In August 2005 I began a a new position at another library in New Orleans. Two days later, Hurricane Katrina blew through the city. Stressful doesn't even come close to explain the feeling. Evacuation and a cross country trek back to California followed. I reluctantly returned to New Orleans after about 5 weeks, back to my job at UNO. The commute took me through the Lakefront area of the city, which was one of the hardest hit places. Houses were tilted sideways, abandoned, with the number of dead bodies found in the building spray painted on the front. Boats and cars were overturned in the middle of the street. The city was sad, beaten down. We all did our best carrying on.

This was the time period when I remember starting to have migraines on a daily basis. It was harder and harder to function. I saw more neurologists, got more prescriptions, preventative and abortive. I missed more work. After about a year, the powers that be had to let me go. I understood why but still felt heartbroken. I felt weak and useless. When I told one doctor that I had headaches every single day he told me to deal with it. Most were perfectly nice and wanted to help but just didn't know how. My scans revealed nothing abnormal.
I went home to Los Angeles for a while and stayed with my parents, visiting headache specialists in the area. I had also been going to therapy, in both cities. Nothing was helping.

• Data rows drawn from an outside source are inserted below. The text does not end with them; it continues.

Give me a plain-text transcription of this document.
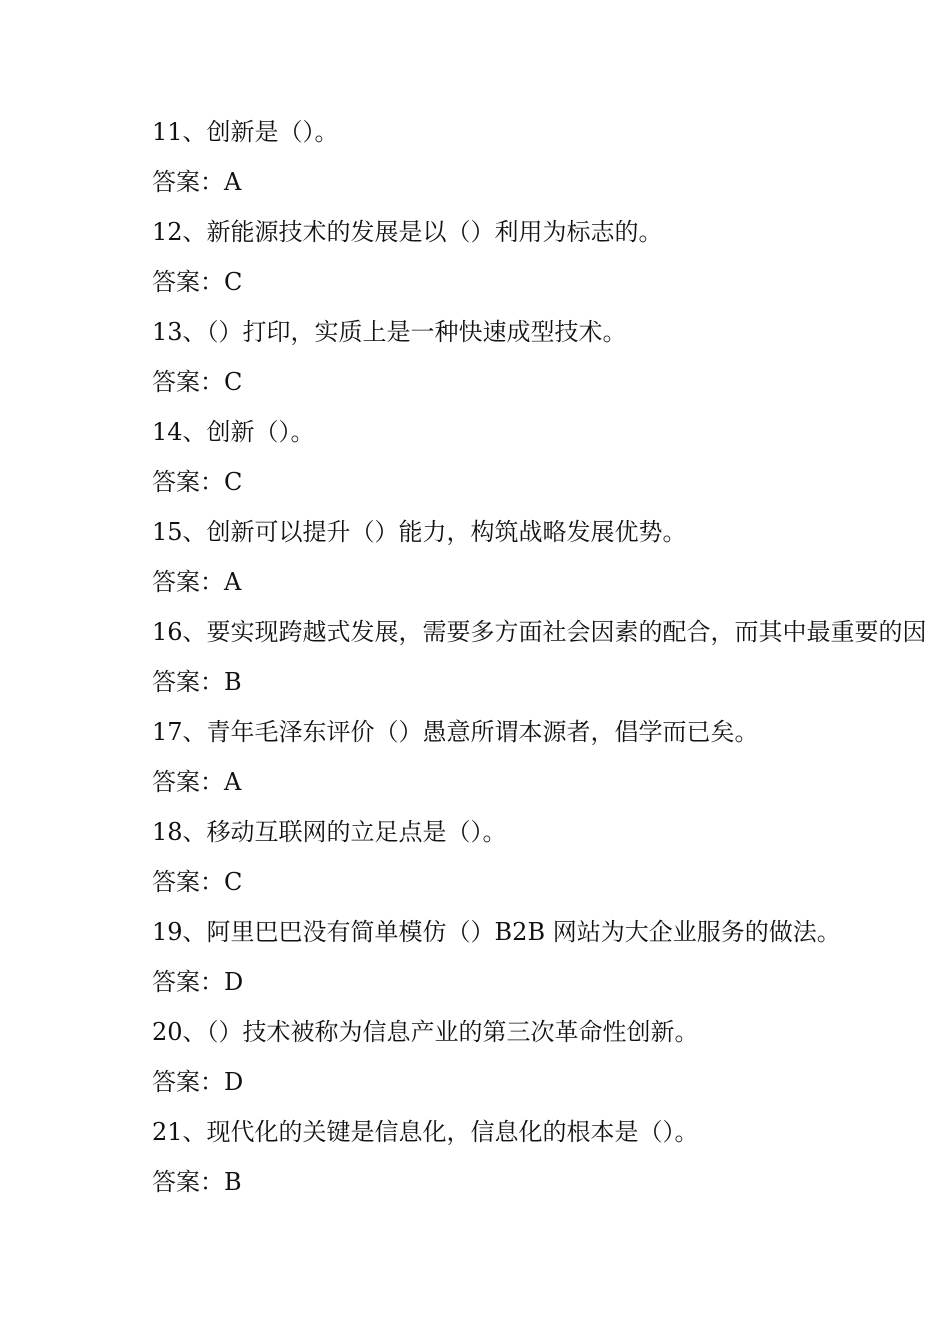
11、创新是（）。
答案：A
12、新能源技术的发展是以（）利用为标志的。
答案：C
13、（）打印，实质上是一种快速成型技术。
答案：C
14、创新（）。
答案：C
15、创新可以提升（）能力，构筑战略发展优势。
答案：A
16、要实现跨越式发展，需要多方面社会因素的配合，而其中最重要的因
答案：B
17、青年毛泽东评价（）愚意所谓本源者，倡学而已矣。
答案：A
18、移动互联网的立足点是（）。
答案：C
19、阿里巴巴没有简单模仿（）B2B 网站为大企业服务的做法。
答案：D
20、（）技术被称为信息产业的第三次革命性创新。
答案：D
21、现代化的关键是信息化，信息化的根本是（）。
答案：B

I went back to New Orleans and back to work at a coffee shop, trying my best to ignore the headaches that never really seemed to go away. I got through many shifts with caffeine and vicodin or caffeine and imitrex. I could only do that for so long. I realized that I could be getting medication overuse headaches as well as migraines and I stopped working and quit everything. I went to yoga, I tried meditation. I quit caffeine and alcohol. None of this made a difference. I applied for disability and got it.

When my long term relationship ended I left New Orleans the next day. I came back to LA, back to my family. I made one last attempt at working a normal job but it didn't work. They needed someone who could be there full time and I was too sick too much of the time to handle it.

Back on disability is where I am. It isn't enough to live on, so I stay with my parents who have been very supportive in more ways than one. I have no intention of remaining on disability for the rest of my life. I have realized that I may never be able to work in an office and I am trying to work around that. I have been taking online classes in graphic and web design. I even did a part time internship at a web design company for a few months til the economy got the better of them. I can get things done on my own time frame and I really do enjoy what I am learning.

It depresses me to say that I still have headaches every day, usually migraines. I take either vicodin or imitrex no more then 2-3x per week. The rest of the time I smoke medical marijuana which offers some relief. I drink one cup of coffee a day and drink alcohol socially. I go to physical therapy, get regular exercise and am on a gluten free diet (which has helped my stomach). I have branched out in the past couple of years and looked beyond Western Medicine, seeing an acupuncturist, nutritionist, hypnotherapist, a TMJ dentist and a cranial sacral therapist. I don't know what else to try that I haven't already. I try to stay sane by setting goals for myself as far as gaining my independence back and not taking things terribly seriously. I try to not complain or take my frustration out on other people. I have to tell myself that it won't always be like this, a constant unwavering headache that only goes from tolerable to absolutely miserable. I can't possibly have a headache for the rest of my life, can I? Six years now. I'm ready to leave Migraine town.